By RFE/RL's Radio Mashaal
Pakistani police killed three suicide bombers who attacked the Chinese consulate in Karachi before they were able to enter the facility, an incident which Pakistan's government has called a "conspiracy" against the strategic cooperation between Islamabad and Beijing.
Two police officers were also killed in the attack claimed by the separatist Balochistan Liberation Army (BLA) insurgent group, which also describes itself as the Baloch Liberation Army.
""The situation is under control now, there were three attackers and all three have been killed ... They could not even get in the compound. They tried to get into the visa section," police chief Amir Shaikh told reporters.
Pakistani television channels said a small explosion was also heard near the consulate building that is located in Clifton, a heavily guarded part of the city.
Geo TV broadcast images of a plume of smoke billowing into the air, apparently from the blast.
"We are conducting a clearing operation now," Shaikh said.
Pakistani Prime Minister Imran Khan ordered an inquiry into the attack, calling it a "conspiracy" against the strategic cooperation between China and Pakistan.
Chinese foreign ministry spokesman Geng Shuang told a regular press briefing in Beijing, "China strongly condemns any violent attacks against diplomatic agencies and requests that Pakistan takes practical measures to ensure the safety of Chinese citizens and institutions in the country."
Meanwhile, Pakistan's Foreign Ministry said all 21 Chinese staff inside the consulate are safe.

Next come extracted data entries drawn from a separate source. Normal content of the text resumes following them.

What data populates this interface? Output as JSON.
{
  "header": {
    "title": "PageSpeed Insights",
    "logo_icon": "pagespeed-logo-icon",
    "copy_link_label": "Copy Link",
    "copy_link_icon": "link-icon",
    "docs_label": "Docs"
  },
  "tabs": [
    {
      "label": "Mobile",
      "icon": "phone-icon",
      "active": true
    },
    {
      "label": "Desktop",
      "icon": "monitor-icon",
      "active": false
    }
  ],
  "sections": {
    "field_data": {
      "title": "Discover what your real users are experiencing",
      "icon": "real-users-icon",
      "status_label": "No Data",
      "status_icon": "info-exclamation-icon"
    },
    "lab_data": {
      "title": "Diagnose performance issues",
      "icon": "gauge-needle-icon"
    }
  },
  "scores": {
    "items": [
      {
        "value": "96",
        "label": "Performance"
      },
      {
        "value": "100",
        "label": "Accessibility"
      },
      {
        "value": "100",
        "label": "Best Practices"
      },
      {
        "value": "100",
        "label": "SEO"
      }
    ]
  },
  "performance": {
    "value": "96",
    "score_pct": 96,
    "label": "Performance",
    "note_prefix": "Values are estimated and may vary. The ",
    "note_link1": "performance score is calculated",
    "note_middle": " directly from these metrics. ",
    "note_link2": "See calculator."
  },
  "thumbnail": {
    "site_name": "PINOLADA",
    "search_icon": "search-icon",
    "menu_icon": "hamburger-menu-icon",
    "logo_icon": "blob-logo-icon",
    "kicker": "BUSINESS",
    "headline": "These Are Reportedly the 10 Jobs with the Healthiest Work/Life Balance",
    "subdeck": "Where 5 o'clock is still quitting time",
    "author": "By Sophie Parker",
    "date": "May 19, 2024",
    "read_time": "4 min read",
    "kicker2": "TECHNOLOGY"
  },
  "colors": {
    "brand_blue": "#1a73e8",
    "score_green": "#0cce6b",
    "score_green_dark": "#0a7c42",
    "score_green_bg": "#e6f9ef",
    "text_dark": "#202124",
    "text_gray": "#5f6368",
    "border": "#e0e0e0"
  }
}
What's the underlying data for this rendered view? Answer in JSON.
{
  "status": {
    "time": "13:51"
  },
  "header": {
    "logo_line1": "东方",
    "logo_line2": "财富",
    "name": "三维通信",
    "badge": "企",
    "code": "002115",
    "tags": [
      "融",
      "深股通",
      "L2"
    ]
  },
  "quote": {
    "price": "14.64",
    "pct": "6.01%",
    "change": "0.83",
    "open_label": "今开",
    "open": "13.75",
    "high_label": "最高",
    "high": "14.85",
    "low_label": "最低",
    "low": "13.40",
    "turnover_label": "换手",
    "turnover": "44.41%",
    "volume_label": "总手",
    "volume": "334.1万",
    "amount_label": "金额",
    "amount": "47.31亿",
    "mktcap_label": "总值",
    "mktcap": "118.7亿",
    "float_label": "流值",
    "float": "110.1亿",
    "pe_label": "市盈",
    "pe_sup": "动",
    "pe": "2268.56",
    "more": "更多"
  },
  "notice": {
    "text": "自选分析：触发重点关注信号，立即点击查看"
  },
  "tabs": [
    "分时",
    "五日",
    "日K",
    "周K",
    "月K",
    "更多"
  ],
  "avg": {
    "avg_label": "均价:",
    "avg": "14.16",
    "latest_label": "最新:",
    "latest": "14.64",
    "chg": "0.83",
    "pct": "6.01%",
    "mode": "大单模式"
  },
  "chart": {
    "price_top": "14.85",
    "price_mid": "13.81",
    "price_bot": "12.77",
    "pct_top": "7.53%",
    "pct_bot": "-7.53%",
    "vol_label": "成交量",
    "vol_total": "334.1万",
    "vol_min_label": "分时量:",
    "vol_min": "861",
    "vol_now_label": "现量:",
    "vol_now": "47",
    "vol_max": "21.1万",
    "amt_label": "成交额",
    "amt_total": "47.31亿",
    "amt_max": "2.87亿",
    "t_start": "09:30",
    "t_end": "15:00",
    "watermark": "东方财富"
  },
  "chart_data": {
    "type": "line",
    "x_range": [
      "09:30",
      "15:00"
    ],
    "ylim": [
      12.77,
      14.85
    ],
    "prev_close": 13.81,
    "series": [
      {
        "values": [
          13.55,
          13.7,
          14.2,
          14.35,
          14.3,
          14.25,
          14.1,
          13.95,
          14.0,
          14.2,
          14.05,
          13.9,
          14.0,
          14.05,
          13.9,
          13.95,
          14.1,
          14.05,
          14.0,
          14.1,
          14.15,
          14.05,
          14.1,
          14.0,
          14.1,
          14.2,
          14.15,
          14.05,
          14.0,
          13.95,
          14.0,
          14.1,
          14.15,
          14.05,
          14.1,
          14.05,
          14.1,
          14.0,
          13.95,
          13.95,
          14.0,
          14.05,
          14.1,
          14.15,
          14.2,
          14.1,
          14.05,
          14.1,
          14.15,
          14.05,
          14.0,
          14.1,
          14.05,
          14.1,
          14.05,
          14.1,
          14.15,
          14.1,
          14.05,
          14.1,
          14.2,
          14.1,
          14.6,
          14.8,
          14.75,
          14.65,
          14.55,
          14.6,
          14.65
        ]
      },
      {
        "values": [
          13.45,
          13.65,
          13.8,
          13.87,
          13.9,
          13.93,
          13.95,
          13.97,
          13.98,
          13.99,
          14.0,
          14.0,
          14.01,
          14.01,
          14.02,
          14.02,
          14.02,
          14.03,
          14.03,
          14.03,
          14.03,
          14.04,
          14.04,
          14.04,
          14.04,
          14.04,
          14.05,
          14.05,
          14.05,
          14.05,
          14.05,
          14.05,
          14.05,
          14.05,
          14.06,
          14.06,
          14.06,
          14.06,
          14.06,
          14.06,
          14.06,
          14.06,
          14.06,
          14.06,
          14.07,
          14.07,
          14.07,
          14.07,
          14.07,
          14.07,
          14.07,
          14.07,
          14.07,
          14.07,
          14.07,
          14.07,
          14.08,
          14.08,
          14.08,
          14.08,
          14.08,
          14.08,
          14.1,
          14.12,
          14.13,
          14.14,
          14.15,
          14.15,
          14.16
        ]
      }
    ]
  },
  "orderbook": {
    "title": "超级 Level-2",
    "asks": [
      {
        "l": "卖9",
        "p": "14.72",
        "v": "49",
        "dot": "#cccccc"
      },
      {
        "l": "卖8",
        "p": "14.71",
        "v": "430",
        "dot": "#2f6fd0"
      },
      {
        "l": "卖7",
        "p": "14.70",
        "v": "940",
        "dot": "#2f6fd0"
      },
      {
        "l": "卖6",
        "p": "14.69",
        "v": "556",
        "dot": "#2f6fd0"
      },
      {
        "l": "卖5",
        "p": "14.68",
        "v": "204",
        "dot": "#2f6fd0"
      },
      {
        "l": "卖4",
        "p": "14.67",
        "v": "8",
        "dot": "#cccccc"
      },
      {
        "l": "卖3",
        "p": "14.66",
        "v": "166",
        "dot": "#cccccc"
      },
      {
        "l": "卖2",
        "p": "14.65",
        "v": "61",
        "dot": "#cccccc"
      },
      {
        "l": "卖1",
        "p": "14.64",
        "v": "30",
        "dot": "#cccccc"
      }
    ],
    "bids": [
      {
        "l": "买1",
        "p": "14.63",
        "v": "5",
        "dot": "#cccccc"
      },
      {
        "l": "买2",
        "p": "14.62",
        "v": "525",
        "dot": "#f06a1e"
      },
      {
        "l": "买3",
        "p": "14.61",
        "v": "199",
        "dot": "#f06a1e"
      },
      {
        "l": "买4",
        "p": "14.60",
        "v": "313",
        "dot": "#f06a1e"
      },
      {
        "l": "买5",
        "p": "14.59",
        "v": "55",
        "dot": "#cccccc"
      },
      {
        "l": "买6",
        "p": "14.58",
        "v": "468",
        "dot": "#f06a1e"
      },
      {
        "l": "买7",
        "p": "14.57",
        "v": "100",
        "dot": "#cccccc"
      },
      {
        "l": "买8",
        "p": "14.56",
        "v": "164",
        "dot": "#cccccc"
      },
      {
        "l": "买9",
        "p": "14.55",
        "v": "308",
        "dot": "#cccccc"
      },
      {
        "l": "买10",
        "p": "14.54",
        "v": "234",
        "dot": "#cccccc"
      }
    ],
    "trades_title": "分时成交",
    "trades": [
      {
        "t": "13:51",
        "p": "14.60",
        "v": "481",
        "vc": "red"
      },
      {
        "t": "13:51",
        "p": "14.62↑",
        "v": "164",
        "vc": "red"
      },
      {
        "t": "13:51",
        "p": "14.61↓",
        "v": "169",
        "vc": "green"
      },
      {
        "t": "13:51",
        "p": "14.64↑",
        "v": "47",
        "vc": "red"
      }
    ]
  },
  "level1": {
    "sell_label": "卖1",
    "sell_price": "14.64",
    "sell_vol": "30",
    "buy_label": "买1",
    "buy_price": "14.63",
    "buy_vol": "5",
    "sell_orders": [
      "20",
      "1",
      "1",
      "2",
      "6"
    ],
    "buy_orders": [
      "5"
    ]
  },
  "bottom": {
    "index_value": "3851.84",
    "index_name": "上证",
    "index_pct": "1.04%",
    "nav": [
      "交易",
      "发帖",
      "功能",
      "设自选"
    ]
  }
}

A BLA spokesman claimed responsibility for the attempted attack.
"There were three suicide attackers," Jiand Baloch told Reuters by telephone. "They stormed the Chinese embassy in Karachi. China is exploiting our resources."
A different spokesman, Geand Baloch, told AFP by telephone, "We have carried out this attack and our action is continuing."
China, a close ally of Pakistan, has invested billions of dollars into the South Asian country in recent years as part of a massive infrastructure project, China-Pakistan Economic Corridor (CPEC), that seeks to connect its western province Xinjiang with the Arabian Sea port of Gwadar.
Balochistan is Pakistan's largest and poorest province, and it is confronted with ethnic, sectarian, and separatist insurgencies.
Participating in the CPEC presents an enormous challenge for Pakistan, a country plagued by weak institutions, endemic corruption, and plagued by insurgencies in the regions that would host the corridor.
The future distribution of economic dividends from CPEC is extremely sensitive particularly in resource-rich Balochistan, and various militant groups have repeatedly attacked construction sites and targeted Chinese workers.
Karachi, Pakistan's largest city and financial center, has been marred for a long time by political, sectarian, and ethnic militancy.
In a separate attack on November 23, a blast at a crowded market in a town in Pakistan's northwest killed at least 12 people and wounded 20.
Local police official Tahir Ali said the market attack took place in the town of Klaya, in the Orakzai region of the Khyber Pakhtunkhwa province, which borders Afghanistan. He said most of the victims were minority Shi'ite Muslims.
No militant group has claimed responsibility for the attack.